Par courrier du 7 juin 2024, l’AGS a fait savoir qu’elle ne constitue pas avocat et qu’elle s’en remet à la sagesse de la cour.
En application de l’article 455 du code de procédure civile, il est renvoyé aux conclusions des parties pour plus ample exposé de leurs prétentions et moyens.
Par ordonnance rendue le 18 décembre 2024, le magistrat de la mise en état a ordonné la clôture de l’instruction et a fixé la date des plaidoiries au 14 février 2025.
MOTIFS DE L’ARRET
Sur la demande de sursis à statuer
Aux termes de l’article 378 du code de procédure civile, la décision de sursis suspend le cours de l’instance pour le temps ou jusqu’à la survenance de l’événement qu’elle détermine.
Hors les cas où la mesure de sursis à statuer est prévue par la loi, le juge du fond apprécie discrétionnairement l’opportunité du sursis à statuer dans l’intérêt d’une bonne administration de la justice.
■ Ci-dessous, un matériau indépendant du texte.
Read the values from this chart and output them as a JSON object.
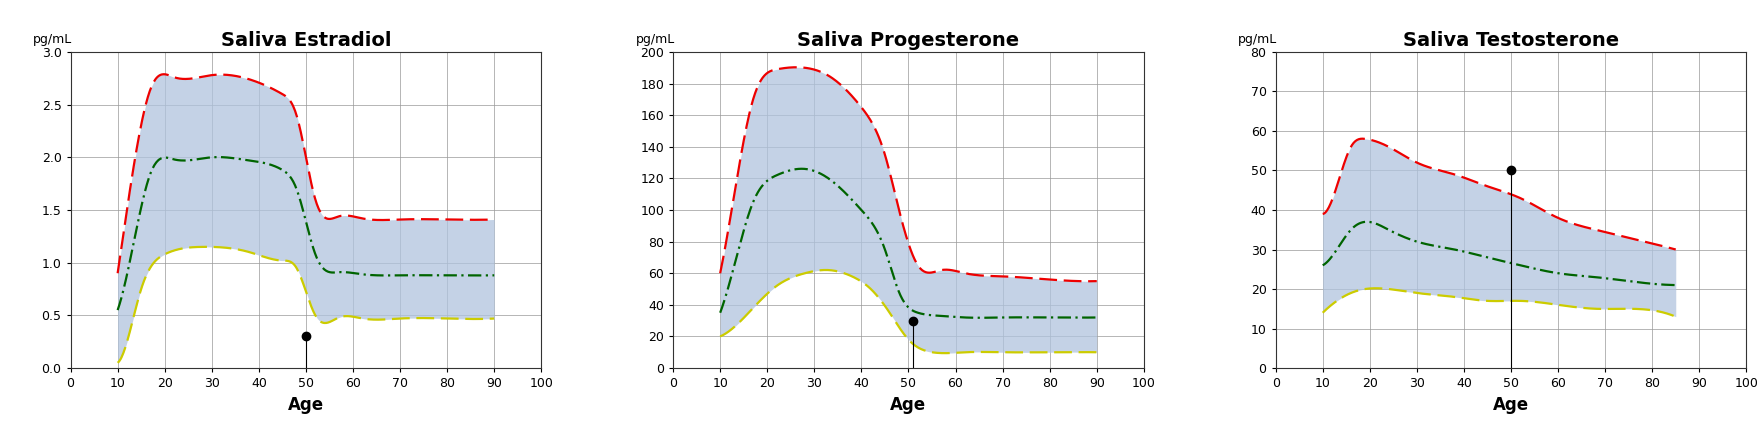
{
  "charts": [
    {
      "title": "Saliva Estradiol",
      "ylabel": "pg/mL",
      "xlabel": "Age",
      "xlim": [
        0,
        100
      ],
      "ylim": [
        0,
        3
      ],
      "yticks": [
        0,
        0.5,
        1,
        1.5,
        2,
        2.5,
        3
      ],
      "xticks": [
        0,
        10,
        20,
        30,
        40,
        50,
        60,
        70,
        80,
        90,
        100
      ],
      "dot_x": 50,
      "dot_y": 0.3,
      "red_upper": {
        "x": [
          10,
          13,
          17,
          22,
          30,
          38,
          45,
          48,
          52,
          57,
          62,
          70,
          80,
          90
        ],
        "y": [
          0.9,
          1.8,
          2.65,
          2.76,
          2.78,
          2.74,
          2.6,
          2.4,
          1.6,
          1.44,
          1.42,
          1.41,
          1.41,
          1.41
        ]
      },
      "green_mid": {
        "x": [
          10,
          13,
          17,
          22,
          30,
          38,
          45,
          48,
          52,
          57,
          62,
          70,
          80,
          90
        ],
        "y": [
          0.55,
          1.1,
          1.85,
          1.98,
          2.0,
          1.97,
          1.88,
          1.7,
          1.08,
          0.91,
          0.89,
          0.88,
          0.88,
          0.88
        ]
      },
      "yellow_lower": {
        "x": [
          10,
          12,
          15,
          20,
          28,
          38,
          45,
          48,
          52,
          57,
          62,
          70,
          80,
          90
        ],
        "y": [
          0.05,
          0.25,
          0.75,
          1.08,
          1.15,
          1.1,
          1.02,
          0.95,
          0.5,
          0.48,
          0.47,
          0.47,
          0.47,
          0.47
        ]
      }
    },
    {
      "title": "Saliva Progesterone",
      "ylabel": "pg/mL",
      "xlabel": "Age",
      "xlim": [
        0,
        100
      ],
      "ylim": [
        0,
        200
      ],
      "yticks": [
        0,
        20,
        40,
        60,
        80,
        100,
        120,
        140,
        160,
        180,
        200
      ],
      "xticks": [
        0,
        10,
        20,
        30,
        40,
        50,
        60,
        70,
        80,
        90,
        100
      ],
      "dot_x": 51,
      "dot_y": 30,
      "red_upper": {
        "x": [
          10,
          13,
          17,
          22,
          28,
          33,
          40,
          45,
          48,
          52,
          57,
          62,
          70,
          80,
          90
        ],
        "y": [
          60,
          110,
          170,
          189,
          190,
          185,
          165,
          135,
          100,
          65,
          62,
          60,
          58,
          56,
          55
        ]
      },
      "green_mid": {
        "x": [
          10,
          13,
          17,
          22,
          28,
          33,
          40,
          45,
          48,
          52,
          57,
          62,
          70,
          80,
          90
        ],
        "y": [
          35,
          65,
          105,
          122,
          126,
          120,
          100,
          75,
          48,
          35,
          33,
          32,
          32,
          32,
          32
        ]
      },
      "yellow_lower": {
        "x": [
          10,
          13,
          17,
          22,
          28,
          33,
          38,
          42,
          46,
          50,
          55,
          62,
          70,
          80,
          90
        ],
        "y": [
          20,
          26,
          38,
          52,
          60,
          62,
          58,
          50,
          35,
          18,
          10,
          10,
          10,
          10,
          10
        ]
      }
    },
    {
      "title": "Saliva Testosterone",
      "ylabel": "pg/mL",
      "xlabel": "Age",
      "xlim": [
        0,
        100
      ],
      "ylim": [
        0,
        80
      ],
      "yticks": [
        0,
        10,
        20,
        30,
        40,
        50,
        60,
        70,
        80
      ],
      "xticks": [
        0,
        10,
        20,
        30,
        40,
        50,
        60,
        70,
        80,
        90,
        100
      ],
      "dot_x": 50,
      "dot_y": 50,
      "red_upper": {
        "x": [
          10,
          13,
          16,
          19,
          24,
          30,
          38,
          45,
          52,
          60,
          68,
          75,
          85
        ],
        "y": [
          39,
          46,
          56,
          58,
          56,
          52,
          49,
          46,
          43,
          38,
          35,
          33,
          30
        ]
      },
      "green_mid": {
        "x": [
          10,
          13,
          16,
          19,
          24,
          30,
          38,
          45,
          52,
          60,
          68,
          75,
          85
        ],
        "y": [
          26,
          30,
          35,
          37,
          35,
          32,
          30,
          28,
          26,
          24,
          23,
          22,
          21
        ]
      },
      "yellow_lower": {
        "x": [
          10,
          13,
          16,
          19,
          24,
          30,
          38,
          45,
          52,
          60,
          68,
          75,
          85
        ],
        "y": [
          14,
          17,
          19,
          20,
          20,
          19,
          18,
          17,
          17,
          16,
          15,
          15,
          13
        ]
      }
    }
  ],
  "fill_color": "#b0c4de",
  "fill_alpha": 0.75,
  "red_color": "#ee0000",
  "green_color": "#006400",
  "yellow_color": "#cccc00",
  "line_width": 1.6,
  "background_color": "#ffffff",
  "grid_color": "#999999",
  "title_fontsize": 14,
  "axis_label_fontsize": 10,
  "tick_fontsize": 9,
  "ylabel_fontsize": 9
}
La société Lenary expose qu’en raison du contexte de crise sanitaire et de fermetures administratives successives, elle a rencontré des difficultés de personnel et que la société Meary, également dirigée par M. [Z], lui a mis à disposition son salarié M. [D], uniquement les 5 et 6 octobre 2020, le salarié ayant réintégré ses fonctions au sein de la société Meary le 7 octobre.
Elle indique que durant l’année qui a suivi, la société Meary a été contrainte de faire plusieurs rappels oraux à M. [D] sur ses retards réguliers et des refus d’obtempérer ; que le 3 octobre 2021 elle l’a placé en mise à pied conservatoire dès lors qu’il avait servi à des personnes de sa famille des plats dont les prix ne correspondaient pas aux prix – inférieurs – enregistrés en caisse ; que s’étant aperçue qu’elle ne pouvait pas licencier le salarié en raison de l’absence de titre de séjour valable, la société Meary l’a licencié pour cause objective.
Elle fait valoir que M. [D] fonde sa demande à son encontre sur des documents (attestations de déplacement et contrat de travail) qui sont des faux, que M. [Z] a déposé plainte et que la procédure pénale est toujours en cours.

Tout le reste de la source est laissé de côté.